Taken together, the present findings indicate that dietary matrine supplementation exerts beneficial effects on growth performance, immune competence, antioxidant capacity, tissue integrity, and bacterial resistance in Nile tilapia. Among the tested levels, the 1.0% matrine group shows more consistent improvements across physiological, immune-, and antioxidant-related gene expression, suggesting that this inclusion level may be more favorable for maintaining overall performance under the present experimental conditions.

In addition, the 1.0% supplementation level exhibited the most pronounced inhibitory effect on Streptococcus agalactiae proliferation following challenge, as reflected by the lowest bacterial load. However, since sampling was conducted at 24 h post-challenge, this result may primarily reflect an early-stage inhibitory effect of high-dose matrine on bacterial infection. Therefore, the long-term protective efficacy of matrine against S. agalactiae remains to be further clarified.

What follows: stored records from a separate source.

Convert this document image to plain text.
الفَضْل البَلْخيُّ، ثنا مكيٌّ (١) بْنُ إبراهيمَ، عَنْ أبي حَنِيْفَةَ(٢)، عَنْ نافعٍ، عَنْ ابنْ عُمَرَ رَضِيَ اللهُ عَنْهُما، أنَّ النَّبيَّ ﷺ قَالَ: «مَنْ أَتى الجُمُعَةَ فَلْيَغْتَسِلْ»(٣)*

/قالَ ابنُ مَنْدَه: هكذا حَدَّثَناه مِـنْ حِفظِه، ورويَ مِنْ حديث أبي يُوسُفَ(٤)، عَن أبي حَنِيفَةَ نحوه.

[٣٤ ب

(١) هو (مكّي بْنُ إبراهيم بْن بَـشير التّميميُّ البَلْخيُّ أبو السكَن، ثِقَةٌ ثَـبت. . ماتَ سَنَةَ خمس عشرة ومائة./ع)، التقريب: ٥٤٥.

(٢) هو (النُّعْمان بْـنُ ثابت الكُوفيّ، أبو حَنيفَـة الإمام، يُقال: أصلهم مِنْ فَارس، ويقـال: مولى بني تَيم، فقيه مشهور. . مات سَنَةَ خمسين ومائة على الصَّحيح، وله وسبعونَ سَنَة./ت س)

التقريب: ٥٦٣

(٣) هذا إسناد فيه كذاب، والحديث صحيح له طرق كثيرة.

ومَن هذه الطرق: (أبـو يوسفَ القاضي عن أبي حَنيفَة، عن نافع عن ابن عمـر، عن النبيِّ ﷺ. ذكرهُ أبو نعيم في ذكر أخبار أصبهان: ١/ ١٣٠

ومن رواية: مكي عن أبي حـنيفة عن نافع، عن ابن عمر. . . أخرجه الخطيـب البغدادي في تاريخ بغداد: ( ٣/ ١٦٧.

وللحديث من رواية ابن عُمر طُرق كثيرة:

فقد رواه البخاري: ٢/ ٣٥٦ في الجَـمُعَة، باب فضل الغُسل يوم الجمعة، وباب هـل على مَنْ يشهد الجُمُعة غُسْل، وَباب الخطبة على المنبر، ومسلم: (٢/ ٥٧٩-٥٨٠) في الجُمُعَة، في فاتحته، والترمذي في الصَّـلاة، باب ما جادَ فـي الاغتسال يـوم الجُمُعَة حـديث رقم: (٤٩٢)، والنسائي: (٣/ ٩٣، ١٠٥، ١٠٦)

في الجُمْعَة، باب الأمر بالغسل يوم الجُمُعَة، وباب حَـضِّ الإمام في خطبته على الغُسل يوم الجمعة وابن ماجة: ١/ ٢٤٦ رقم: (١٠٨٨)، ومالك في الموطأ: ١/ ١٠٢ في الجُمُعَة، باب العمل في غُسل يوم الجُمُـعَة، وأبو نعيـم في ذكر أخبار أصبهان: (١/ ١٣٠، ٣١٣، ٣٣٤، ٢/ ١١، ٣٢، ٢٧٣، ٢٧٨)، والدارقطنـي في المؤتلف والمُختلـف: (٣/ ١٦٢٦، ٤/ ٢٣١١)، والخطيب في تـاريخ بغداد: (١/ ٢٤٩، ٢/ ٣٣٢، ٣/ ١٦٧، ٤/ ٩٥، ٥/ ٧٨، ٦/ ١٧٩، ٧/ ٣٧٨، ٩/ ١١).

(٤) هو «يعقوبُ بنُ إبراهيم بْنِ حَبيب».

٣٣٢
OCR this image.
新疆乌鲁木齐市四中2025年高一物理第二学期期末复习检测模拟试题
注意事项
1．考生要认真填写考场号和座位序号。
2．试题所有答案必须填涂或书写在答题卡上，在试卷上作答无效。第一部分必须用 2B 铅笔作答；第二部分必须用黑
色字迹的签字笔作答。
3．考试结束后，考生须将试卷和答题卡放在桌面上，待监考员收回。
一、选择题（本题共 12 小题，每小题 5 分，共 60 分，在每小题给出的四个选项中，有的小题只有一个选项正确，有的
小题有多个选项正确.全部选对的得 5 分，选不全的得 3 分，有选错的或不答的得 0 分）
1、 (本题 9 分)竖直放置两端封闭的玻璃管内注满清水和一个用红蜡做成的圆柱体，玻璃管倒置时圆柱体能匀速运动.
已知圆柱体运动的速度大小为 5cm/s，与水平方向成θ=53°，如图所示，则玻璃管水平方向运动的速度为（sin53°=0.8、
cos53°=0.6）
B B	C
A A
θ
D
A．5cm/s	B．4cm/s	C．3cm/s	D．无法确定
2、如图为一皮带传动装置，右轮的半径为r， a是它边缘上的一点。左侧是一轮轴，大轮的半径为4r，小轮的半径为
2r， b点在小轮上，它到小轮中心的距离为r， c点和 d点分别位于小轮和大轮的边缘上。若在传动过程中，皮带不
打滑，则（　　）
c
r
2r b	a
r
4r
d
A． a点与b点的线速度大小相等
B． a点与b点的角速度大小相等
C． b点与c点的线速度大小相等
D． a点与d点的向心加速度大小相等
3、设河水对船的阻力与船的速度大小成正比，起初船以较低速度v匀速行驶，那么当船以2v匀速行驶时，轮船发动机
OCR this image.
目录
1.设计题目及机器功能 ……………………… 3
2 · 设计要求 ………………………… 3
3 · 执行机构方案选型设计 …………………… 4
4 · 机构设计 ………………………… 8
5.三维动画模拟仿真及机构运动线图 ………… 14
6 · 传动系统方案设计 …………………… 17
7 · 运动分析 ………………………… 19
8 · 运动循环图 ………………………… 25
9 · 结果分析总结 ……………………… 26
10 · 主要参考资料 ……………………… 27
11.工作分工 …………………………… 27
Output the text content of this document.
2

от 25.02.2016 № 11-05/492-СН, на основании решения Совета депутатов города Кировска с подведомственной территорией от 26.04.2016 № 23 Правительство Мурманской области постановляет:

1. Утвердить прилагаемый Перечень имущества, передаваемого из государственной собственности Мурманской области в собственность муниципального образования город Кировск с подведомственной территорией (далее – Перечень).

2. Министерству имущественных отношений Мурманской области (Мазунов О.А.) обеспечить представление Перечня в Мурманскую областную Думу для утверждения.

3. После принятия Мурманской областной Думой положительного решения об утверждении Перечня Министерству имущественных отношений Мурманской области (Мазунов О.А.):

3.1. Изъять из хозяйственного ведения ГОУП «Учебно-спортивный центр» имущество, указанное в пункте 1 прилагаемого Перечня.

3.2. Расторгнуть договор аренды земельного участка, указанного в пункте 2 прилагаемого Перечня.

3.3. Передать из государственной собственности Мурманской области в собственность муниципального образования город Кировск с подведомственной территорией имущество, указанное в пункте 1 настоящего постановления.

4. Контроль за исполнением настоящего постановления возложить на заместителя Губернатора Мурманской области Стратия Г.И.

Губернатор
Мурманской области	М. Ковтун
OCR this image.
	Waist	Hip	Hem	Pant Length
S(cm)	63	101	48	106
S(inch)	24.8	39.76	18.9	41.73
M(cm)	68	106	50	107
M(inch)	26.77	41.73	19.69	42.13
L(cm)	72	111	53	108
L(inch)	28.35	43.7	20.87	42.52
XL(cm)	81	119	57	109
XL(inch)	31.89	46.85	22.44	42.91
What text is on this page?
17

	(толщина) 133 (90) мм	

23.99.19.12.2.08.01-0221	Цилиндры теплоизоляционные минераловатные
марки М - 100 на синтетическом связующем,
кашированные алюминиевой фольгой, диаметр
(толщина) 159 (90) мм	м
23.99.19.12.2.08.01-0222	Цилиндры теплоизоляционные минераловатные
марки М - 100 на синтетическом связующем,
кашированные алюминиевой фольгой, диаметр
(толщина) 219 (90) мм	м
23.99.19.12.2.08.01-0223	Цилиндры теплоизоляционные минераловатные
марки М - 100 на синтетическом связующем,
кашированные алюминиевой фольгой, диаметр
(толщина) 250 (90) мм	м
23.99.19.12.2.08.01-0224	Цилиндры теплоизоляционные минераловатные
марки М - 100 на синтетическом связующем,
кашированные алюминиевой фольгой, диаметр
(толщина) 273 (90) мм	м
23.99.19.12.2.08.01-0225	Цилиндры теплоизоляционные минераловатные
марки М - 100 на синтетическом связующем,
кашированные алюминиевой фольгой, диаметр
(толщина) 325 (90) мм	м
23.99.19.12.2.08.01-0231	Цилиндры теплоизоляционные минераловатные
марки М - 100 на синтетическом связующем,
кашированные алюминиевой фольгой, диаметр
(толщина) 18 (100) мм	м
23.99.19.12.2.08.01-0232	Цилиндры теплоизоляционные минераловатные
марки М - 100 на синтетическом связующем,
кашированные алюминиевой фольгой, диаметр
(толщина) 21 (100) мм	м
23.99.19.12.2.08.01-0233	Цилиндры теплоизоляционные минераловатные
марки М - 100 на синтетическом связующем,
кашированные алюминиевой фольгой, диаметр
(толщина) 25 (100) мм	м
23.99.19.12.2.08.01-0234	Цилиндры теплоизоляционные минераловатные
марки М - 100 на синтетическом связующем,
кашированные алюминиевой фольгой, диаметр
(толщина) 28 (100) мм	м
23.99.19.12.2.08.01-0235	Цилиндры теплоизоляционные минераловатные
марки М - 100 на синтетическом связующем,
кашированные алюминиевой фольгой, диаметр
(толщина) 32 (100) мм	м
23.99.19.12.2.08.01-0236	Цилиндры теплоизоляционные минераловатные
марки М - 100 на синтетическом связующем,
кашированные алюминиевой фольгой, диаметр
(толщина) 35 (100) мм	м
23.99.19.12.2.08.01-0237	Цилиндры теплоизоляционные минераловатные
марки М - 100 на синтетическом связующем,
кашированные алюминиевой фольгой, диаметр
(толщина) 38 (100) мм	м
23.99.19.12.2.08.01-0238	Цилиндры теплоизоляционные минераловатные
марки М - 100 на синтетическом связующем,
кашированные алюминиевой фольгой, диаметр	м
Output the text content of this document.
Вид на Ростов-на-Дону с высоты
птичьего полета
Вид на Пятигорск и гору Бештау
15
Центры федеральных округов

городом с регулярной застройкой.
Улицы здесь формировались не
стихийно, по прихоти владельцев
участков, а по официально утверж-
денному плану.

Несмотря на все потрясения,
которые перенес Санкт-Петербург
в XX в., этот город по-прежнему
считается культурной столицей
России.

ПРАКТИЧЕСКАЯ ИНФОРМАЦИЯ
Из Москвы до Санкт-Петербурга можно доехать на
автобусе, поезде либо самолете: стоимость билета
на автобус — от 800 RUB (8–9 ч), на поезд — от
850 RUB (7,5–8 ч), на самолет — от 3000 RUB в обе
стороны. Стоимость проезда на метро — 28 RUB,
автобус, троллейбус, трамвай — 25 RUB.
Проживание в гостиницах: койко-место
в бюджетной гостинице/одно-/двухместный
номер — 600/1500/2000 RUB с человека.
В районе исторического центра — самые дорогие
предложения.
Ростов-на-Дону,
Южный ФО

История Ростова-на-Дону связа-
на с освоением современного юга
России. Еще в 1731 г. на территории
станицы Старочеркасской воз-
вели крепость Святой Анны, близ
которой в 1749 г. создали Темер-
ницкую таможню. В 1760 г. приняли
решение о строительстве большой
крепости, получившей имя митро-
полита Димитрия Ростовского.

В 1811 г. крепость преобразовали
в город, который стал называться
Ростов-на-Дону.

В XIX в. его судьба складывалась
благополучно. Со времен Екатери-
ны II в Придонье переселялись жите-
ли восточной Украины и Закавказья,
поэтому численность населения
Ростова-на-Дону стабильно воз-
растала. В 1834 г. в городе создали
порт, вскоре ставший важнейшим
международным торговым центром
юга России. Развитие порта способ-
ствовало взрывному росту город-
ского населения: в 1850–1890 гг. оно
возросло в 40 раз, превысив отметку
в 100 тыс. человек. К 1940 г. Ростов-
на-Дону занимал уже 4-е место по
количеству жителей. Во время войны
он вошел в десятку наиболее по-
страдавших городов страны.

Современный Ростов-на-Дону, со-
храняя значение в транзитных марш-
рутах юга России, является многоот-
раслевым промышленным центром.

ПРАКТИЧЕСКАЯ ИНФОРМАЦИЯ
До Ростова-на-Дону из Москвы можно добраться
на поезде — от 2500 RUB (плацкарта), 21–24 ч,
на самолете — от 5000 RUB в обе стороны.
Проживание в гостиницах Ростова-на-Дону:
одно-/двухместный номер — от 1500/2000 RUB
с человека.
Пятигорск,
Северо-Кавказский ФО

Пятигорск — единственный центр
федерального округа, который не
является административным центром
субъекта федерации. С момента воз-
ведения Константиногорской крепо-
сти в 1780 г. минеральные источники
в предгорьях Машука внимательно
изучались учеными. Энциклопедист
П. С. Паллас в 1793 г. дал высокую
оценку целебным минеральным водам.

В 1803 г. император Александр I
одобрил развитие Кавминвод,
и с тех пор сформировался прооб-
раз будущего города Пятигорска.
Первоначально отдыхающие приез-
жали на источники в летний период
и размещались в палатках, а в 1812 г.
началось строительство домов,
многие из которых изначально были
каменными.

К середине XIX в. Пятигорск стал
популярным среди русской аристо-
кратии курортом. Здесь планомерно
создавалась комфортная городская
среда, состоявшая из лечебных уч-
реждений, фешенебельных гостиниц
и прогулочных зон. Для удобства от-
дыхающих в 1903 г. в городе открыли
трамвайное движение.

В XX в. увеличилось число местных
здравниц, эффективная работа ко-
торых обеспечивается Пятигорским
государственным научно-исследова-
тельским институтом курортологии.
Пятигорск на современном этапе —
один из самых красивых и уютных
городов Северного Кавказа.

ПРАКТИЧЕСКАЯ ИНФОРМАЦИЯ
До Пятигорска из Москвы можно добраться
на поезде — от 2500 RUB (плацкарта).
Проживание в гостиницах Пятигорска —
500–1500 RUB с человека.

Overall, these findings support the potential application of matrine as a phytogenic feed additive in tilapia aquaculture while highlighting the importance of dosage considerations depending on specific functional objectives. In addition, phytogenic feed additives and herbal-derived bioactive compounds have been increasingly recognized as economically valuable alternatives in aquaculture due to their abilities to improve feed utilization, enhance disease resistance, reduce dependence on chemotherapeutics, and potentially lower production losses associated with intensive farming systems [26,27,28]. Previous studies have suggested that plant-derived additives, including alkaloids and herbal extracts, may contribute to improved growth efficiency and sustainable aquaculture practices with relatively low environmental impact [29]. Therefore, although purified matrine showed promising biological effects in the present study, further comparative evaluations of the cost–benefit efficiency between purified matrine and whole herbal additives would still be valuable for large-scale practical applications.

5. Conclusions

In summary, dietary matrine supplementation was associated with improvements in growth performance, innate immunity, antioxidant capacity, tissue condition, and resistance to Streptococcus agalactiae infection in Nile tilapia. Among the tested levels, the 1.0% matrine supplementation tended to yield more consistent responses across physiological, molecular, histological, and post-challenge assessments, whereas higher supplementation did not appear to confer proportional benefits. The results further suggest that matrine may promote fish health through coordinated modulation of growth, immune defense, and oxidative status, rather than acting on a single pathway. Therefore, under the present experimental conditions, a dietary supplementation level around 1.0% may represent a more favorable option, although this requires further validation. These findings provide supporting evidence for the potential use of matrine as a phytogenic feed additive and may contribute to the development of more sustainable and antibiotic-reduced tilapia aquaculture strategies.